LEED Sertifikası'na sahip ilk Türk kampüsü
olacak
Özyeğin Üniversitesi Çekmeköy kampüsü, çevre dostu
binalara yönelik uluslararası arenada kabul gören bir sertifika sistemi olan
LEED sertifikasına sahip ilk Türk kampusu olacak. 1998 yılında ortaya çıkan LEED
sertifika sistemi, Amerikan Yeşil Binalar Konseyi (USGBC) tarafından
geliştirilmiş bir çevre dostu bina sertifikasyon sistemidir.

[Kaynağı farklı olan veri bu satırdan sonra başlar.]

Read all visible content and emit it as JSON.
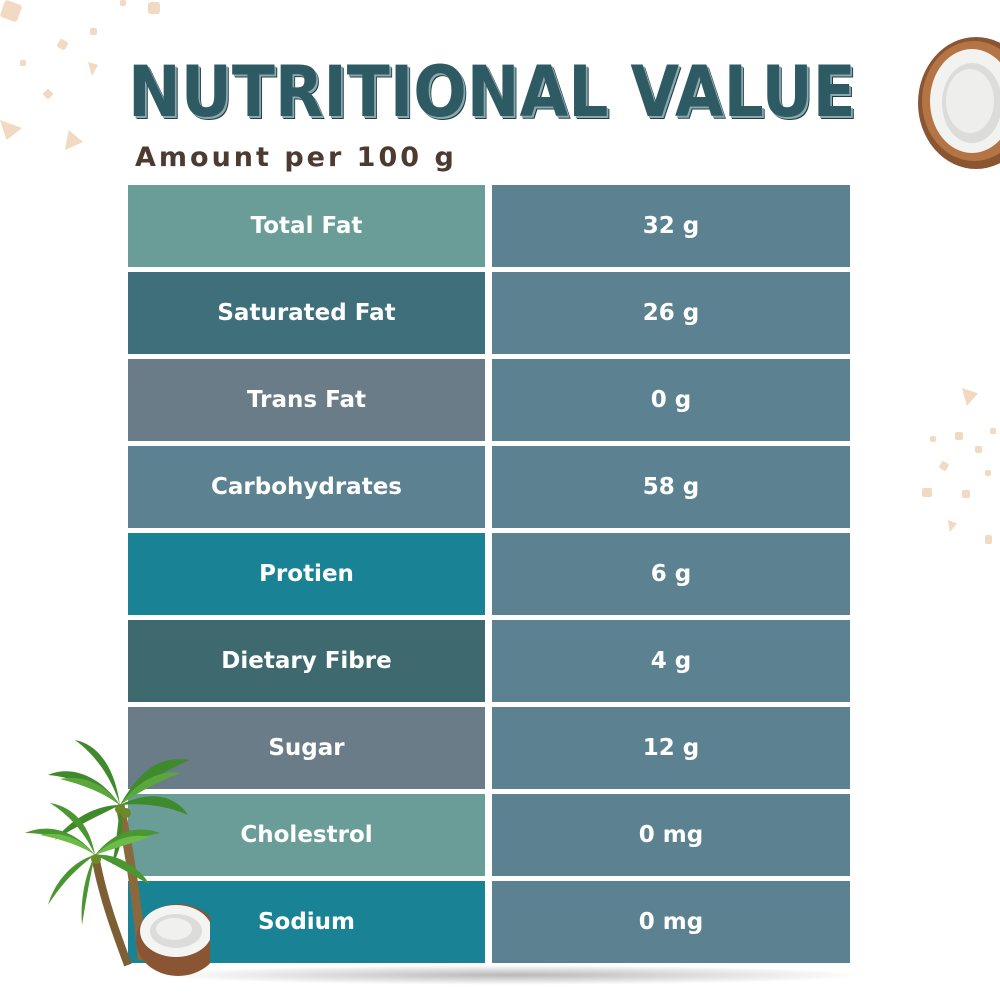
{
  "title": "NUTRITIONAL VALUE",
  "subtitle": "Amount per 100 g",
  "colors": {
    "title": "#2e5b63",
    "subtitle": "#4d3a30",
    "value_cell": "#5c8291",
    "label_cells": [
      "#6a9c98",
      "#3e6f7a",
      "#6a7c87",
      "#5c8291",
      "#198295",
      "#3e6a6f",
      "#6a7c87",
      "#6a9c98",
      "#198295"
    ]
  },
  "rows": [
    {
      "label": "Total Fat",
      "value": "32 g"
    },
    {
      "label": "Saturated Fat",
      "value": "26 g"
    },
    {
      "label": "Trans Fat",
      "value": "0 g"
    },
    {
      "label": "Carbohydrates",
      "value": "58 g"
    },
    {
      "label": "Protien",
      "value": "6 g"
    },
    {
      "label": "Dietary Fibre",
      "value": "4 g"
    },
    {
      "label": "Sugar",
      "value": "12 g"
    },
    {
      "label": "Cholestrol",
      "value": "0 mg"
    },
    {
      "label": "Sodium",
      "value": "0 mg"
    }
  ],
  "icons": [
    "coconut-half-icon",
    "palm-tree-icon",
    "coconut-flake-icon"
  ]
}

Özyeğin Üniversitesi kampüsünde bulunacak bazı özellikler şunlar
olacak:
• Bina arazisinde, inşaat esnasında ve sonrasında doğal yaşamın
korunmasına azami ölçüde dikkat edilecek. Bina arazisinde bitkilendirilecek
alanların oranı %50’nin üzerinde olacak.
• Yapılaşmanın altyapıya ve
özelikle yağmur suyu şebekesine getireceği yükün en aza indirgenmesi için sert
zeminlerin oranı düşük tutulacak, mümkün olduğunca geçirgen yüzeyler
kullanılacak. Ayrıca çatıya ve diğer sert zeminlere düşen yağmur suyu toplanarak
tekrar kullanılacak.
• Bina ve daha sonra oluşturulacak kampüs çevresinde
toplu taşıma imkanları oluşturularak, bireysel araç kullanımı en aza
indirgenecek. • Bitkilendirilmiş yeşil çatı uygulamasıyla ısı adası miktarı
azaltılacak. • Çevreye daha az zararlı hibrid ve düşük emisyonlu araçların
kullanımını teşvik etmek amacıyla bu araçlara özel park yerleri ayrılacak. •
Musluklardan toplanacak gri suyun arıtılarak, sifonlarda tekrardan
değerlendirilmesi ile su tasarrufunda önemli bir adım atılacak. • Binadaki
enerji harcayan tüm sistemler, LEED tarafından belirtilen prosedürlere uygun
olarak denetlenecek. • Bina kapsamında kullanılan aydınlatma ve mekanik
sistemlerinde enerji verimliliği ön planda tutulacak. • Binada her türlü
sistemin enerji sarfiyatları enerji analizörleri ve akıllı bina otomasyon
sistemleri vasıtasıyla gözlemlenecek. • Proje kapsamında soğutma
sistemlerinde çevre dostu soğutucu akışkanlar tercih edilecek. • İnşaat
esnasında oluşacak atıkların geri dönüşümü ile ilgili kapsamlı bir atık yönetim
planı hazırlanacak. • Projede kullanılacak bazı inşaat malzemelerinin yerel
olması ve en az %20 oranında geri dönüştürülmüş içeriğe sahip olması şartı
aranacak. • Binada inşaat esnasında iç mekanlarda kullanılacak yapı
kimyasalları, insan sağlığına zararlı VOC (uçucu organik bileşik) içerikleri en
az olanlardan tercih edilecek.
• Bina kullanıcılarının sağlıkları ve
yaşam konforu ön planda bulundurulacak. Isıtma ve aydınlatma sistemlerinde
bireysel kontrole önem verilerek enerji tasarrufunun artırılması hedefleniyor.
• Bina tasarımında günışığından en üst düzeyde faydalanılacak.